Thursday, June 21, 2018

my alarm went off at six a.m. this morning, only i didn't need it to; my mind had been racing since four.

"how will i be able to muster up enough energy to function at work?", i thought. "what if i don't deal with things properly or just end up staring blankly into space like i have been doing the past few days?"

i could feel my heart race and my chest tighten with every passing thought.

i stood up and headed for the shower any way. only seconds later, i found myself back under the covers awaiting my snooze button.

i eventually made it to the shower, but once i even thought about putting on mascara, packing a lunch or jumping on the bus (rather small tasks for a normal day), i went back into hiding. next thing you know, i found myself sending a few "i'm not feeling well (which is true mentally) and will be working from home today" emails.

it's 1:00p.m as i type this. i crawled (that's the perfect word for it) out of bed at 11 and wangled to send out the necessary emails since, and hopefully soon, this blog, which i pound out for many reasons.
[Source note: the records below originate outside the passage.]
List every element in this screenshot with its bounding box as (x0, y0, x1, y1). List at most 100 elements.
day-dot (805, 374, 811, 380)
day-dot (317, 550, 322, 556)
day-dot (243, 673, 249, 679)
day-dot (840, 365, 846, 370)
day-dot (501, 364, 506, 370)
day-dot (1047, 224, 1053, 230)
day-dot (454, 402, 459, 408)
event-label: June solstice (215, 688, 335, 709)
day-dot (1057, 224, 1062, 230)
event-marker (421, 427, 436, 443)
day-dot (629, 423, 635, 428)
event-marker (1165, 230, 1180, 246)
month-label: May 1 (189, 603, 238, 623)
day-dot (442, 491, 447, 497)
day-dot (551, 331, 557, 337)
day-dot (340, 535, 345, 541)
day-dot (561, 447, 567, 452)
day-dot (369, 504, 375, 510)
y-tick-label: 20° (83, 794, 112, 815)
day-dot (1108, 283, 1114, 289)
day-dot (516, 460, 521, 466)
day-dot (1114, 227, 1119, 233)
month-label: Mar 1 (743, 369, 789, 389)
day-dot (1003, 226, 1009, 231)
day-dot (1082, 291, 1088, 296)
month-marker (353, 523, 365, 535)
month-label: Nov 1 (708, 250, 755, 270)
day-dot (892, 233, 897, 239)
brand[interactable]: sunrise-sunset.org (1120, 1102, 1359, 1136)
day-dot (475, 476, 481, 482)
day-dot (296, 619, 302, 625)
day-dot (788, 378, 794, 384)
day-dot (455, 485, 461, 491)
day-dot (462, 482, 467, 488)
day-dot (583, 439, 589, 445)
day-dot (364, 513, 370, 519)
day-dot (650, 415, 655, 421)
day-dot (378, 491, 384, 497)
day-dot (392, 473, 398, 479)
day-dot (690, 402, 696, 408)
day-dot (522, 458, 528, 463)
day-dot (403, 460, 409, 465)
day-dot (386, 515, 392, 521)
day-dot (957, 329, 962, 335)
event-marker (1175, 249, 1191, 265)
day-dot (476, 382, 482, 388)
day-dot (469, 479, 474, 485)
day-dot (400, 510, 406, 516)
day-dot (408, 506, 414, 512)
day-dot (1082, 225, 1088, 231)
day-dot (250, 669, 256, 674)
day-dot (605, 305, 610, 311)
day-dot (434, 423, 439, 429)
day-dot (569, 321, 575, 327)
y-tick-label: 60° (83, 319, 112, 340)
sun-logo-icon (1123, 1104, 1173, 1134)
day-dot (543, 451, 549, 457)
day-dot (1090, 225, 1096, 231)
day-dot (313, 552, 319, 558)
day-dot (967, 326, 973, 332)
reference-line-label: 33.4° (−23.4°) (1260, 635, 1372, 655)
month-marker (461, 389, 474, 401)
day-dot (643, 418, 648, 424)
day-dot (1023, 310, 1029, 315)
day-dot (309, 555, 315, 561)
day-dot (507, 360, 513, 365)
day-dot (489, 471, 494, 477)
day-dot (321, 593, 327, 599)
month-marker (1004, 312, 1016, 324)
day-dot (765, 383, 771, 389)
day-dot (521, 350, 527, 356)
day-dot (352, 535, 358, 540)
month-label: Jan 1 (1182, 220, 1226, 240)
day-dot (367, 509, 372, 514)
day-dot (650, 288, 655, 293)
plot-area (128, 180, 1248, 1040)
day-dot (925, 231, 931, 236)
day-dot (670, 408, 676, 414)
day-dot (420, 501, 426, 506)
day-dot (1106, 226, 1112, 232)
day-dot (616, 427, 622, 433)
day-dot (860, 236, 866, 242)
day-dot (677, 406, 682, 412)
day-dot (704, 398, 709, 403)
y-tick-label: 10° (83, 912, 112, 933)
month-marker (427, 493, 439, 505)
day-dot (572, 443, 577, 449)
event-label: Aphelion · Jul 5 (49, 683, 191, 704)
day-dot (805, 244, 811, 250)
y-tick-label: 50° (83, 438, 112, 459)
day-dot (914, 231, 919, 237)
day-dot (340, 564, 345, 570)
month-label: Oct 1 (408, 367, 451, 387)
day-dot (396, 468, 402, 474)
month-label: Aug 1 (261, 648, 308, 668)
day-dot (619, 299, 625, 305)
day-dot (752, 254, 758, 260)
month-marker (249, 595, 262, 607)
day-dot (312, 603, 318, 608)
one, to let you know that you're not alone and that i see you; the one who suffers with anxiety and/or depression. the one who's up with me at 4:00a.m feeling overwhelmed and taking deep breaths. the one who cries after getting off the phone with a coworker who wanted to ask some questions and set you on your credentialing track. i see you.

two, because social media has turned into a highlight reel and i want to free people from the need to look like they have everything together.

and three, because i sure as heck don't.

life can be fun at times, exciting and so full, and truthfully, mine fits into this category more times than not.

but sometimes, i have a hard time getting out of bed and facing the day. sometimes, my pain surfaces and my heart hurts, and i feel really, really alone and anxious.

and so on those days i take a break from work, use some of the lieu time i have saved up, sit in my backyard and write a blog, because, well, i see you, and i want you to be able to see me, too.